Pre-degenerated peripheral nerve extracts applied to the proximal stump of transected sciatic nerve enhance both regeneration and autotomic behavior in rats.

Joanna Lewin-Kowalik, Wiesław Marcol, Magdalena Larysz-Brysz, Katarzyna Wolwender, Marita Pietrucha-Dutczak, Dariusz Górka

Med Sci Monit 2002; 8(10): BR414-420 :: ID: 4875

Abstract

BACKGROUND: Peripheral nerve regeneration after traumatic injury and standard repair with a nerve autograft is often incomplete and results in neuropathic pain. Peripheral nerve extracts applied to the proximal nerve stump by means of autologous, dead-ended connective tissue chambers (deCTC) are known to accelerate the rate of axon regeneration. This study tested if such extracts would influence autotomy, which is a behavioral measure of neuropathic pain in animal models. MATERIAL/METHODS: The study was performed on Wistar rats. DeCTCs, filled with postmicrosomal fraction obtained from 7-day-predegenerated nerves (7D group) or fibrin (F group), were implanted into transected sciatic nerve. In the control group (C), sciatic nerve was transected and its distal part was removed. The self-mutilation behavior in rats was assessed daily for seven weeks after sciatic nerve transection.
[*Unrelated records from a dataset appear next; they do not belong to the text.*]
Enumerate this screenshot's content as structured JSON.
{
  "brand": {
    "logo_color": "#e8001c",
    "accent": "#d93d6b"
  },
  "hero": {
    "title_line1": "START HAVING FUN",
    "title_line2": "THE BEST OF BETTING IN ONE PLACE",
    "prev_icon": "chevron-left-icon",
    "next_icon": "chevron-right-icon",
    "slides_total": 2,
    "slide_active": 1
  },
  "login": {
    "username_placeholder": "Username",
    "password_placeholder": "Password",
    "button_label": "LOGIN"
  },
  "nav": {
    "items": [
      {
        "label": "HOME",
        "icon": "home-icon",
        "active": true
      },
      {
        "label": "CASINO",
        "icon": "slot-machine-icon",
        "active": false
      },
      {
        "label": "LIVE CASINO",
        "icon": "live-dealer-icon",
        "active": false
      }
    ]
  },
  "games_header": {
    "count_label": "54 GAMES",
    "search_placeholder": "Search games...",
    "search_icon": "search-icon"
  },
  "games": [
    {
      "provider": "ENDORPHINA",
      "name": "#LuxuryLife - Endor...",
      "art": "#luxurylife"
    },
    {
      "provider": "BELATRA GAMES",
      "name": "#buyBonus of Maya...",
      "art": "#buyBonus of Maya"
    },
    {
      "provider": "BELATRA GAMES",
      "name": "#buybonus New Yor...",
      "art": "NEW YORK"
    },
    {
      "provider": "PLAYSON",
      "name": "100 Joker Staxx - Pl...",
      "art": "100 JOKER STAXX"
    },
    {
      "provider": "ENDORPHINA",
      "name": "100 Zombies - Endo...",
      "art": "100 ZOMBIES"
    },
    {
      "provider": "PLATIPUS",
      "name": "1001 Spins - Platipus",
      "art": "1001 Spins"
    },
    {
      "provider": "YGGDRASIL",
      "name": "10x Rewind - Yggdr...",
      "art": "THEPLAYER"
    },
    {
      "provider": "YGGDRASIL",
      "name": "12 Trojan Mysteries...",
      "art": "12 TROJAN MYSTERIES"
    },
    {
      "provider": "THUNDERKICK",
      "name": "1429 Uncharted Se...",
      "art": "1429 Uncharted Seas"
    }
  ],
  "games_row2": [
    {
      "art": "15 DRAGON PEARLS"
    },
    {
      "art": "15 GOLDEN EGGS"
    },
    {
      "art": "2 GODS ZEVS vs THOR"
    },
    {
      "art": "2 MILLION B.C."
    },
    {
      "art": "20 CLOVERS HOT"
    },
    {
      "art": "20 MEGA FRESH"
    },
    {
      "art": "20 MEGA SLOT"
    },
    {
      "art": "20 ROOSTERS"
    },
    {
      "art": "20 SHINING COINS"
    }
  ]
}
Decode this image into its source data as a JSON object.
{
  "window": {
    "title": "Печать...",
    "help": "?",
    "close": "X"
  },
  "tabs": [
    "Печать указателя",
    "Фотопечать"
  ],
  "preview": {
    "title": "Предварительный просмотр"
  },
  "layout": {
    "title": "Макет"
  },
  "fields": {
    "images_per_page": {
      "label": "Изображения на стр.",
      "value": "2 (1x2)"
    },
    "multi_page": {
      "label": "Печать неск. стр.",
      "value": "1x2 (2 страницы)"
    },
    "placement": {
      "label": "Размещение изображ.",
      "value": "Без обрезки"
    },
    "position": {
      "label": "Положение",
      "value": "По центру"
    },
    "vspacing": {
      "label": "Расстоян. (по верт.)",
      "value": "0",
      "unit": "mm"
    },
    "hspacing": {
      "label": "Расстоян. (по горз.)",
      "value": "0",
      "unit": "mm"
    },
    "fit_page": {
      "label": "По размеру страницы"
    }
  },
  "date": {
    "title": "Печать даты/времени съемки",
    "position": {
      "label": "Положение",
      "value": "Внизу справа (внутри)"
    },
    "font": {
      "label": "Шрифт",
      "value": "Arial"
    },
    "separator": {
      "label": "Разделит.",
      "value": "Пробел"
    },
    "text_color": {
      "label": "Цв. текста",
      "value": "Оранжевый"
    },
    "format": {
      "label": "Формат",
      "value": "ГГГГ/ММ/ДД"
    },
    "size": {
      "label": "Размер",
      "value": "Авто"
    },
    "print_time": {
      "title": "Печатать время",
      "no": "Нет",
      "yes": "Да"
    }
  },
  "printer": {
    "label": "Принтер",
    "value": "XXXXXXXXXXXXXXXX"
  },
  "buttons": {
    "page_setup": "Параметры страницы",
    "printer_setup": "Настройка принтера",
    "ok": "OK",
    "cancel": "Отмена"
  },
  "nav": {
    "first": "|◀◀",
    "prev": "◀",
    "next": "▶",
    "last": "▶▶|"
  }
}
The onset as well as intensity of autotomy was measured. The progress of regeneration was assessed under light microscopy and histochemistry. RESULTS: The earliest onset and greatest severity of autotomy were found in the 7D group. Regeneration progress was also highest in this group. In the F group, we found weaker regeneration and less autotomy. The control group showed no regeneration, but more autotomy than the F group. CONCLUSIONS: Intensified autotomy may be the price paid for enhanced peripheral nerve regeneration after application of growth-promoting substances.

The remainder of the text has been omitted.